When I was pursuing my pastoral ministry degree in Colorado Springs, I interviewed for a job as an Architectural Designer. The boss mentioned how he was so busy and hardly had time to get things done and needed someone to come in and take some of the load off of him. I told him that I would make it my job to make his job easier.
It wasn’t easy. He had worked so long doing most things by himself that he had a hard time letting go. The problem was not with easy tasks – he delegated those easily. But he found it hard to trust people to do the more important things. I was not the first person he hired with the hope of rescue. It made for a very tense atmosphere in the office. Eventually, together, we were able to wrest things from him, and proved we were capable. The difference it made emotionally was incredible, and morale shot through the roof!
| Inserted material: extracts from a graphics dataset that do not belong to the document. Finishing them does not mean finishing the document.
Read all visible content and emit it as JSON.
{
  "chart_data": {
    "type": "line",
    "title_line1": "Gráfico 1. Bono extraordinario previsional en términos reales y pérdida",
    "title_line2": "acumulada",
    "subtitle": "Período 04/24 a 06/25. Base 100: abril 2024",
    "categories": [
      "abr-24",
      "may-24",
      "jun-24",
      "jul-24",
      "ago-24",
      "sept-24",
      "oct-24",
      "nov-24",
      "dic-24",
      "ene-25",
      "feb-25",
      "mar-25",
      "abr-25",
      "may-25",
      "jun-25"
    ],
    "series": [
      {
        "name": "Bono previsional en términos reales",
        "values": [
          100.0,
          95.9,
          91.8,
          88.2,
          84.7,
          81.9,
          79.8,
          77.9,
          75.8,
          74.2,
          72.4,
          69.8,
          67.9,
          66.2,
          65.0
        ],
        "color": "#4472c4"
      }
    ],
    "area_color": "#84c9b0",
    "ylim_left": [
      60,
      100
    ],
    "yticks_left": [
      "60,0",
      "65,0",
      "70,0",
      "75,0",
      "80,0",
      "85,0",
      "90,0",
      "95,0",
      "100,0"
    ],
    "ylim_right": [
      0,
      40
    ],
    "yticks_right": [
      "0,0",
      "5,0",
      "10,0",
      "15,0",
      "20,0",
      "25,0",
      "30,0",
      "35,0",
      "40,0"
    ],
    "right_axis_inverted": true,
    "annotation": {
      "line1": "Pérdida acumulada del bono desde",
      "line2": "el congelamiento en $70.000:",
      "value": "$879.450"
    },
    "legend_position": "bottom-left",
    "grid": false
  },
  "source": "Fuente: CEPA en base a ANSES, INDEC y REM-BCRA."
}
10 So Joshua fought the Amalekites as Moses had ordered, and Moses, Aaron and Hur went to the top of the hill. 11 As long as Moses held up his hands, the Israelites were winning, but whenever he lowered his hands, the Amalekites were winning. 12 When Moses’ hands grew tired, they took a stone and put it under him and he sat on it. Aaron and Hur held his hands up—one on one side, one on the other—so that his hands remained steady till sunset. 13 So Joshua overcame the Amalekite army with the sword. (Exodus 17:10-13)
Here we see two people becoming co-laborers with Moses – sharing his load. It is a wonderful picture of the role of fellow Christ-followers, to come alongside one another. It is also a testimony for how we ought to support those in leadership. How might you be able to support your pastor’s ministry? Your youth pastor? Your children’s pastor? Your worship Pastor? Your small group leader? How can you be Aaron and Hur in your church?
This is also a message for leaders. Right after this we are told of Jethro coming to Moses to tell him he needed to share leadership. I’ve often wondered if Jethro was inspired to offer this advice because of this battle. Can we leaders submit ourselves to the ready and able help of our brothers and sisters in Christ? Do we really have to do it all? Are we really the only ones who can do it right? Is perfection really that important?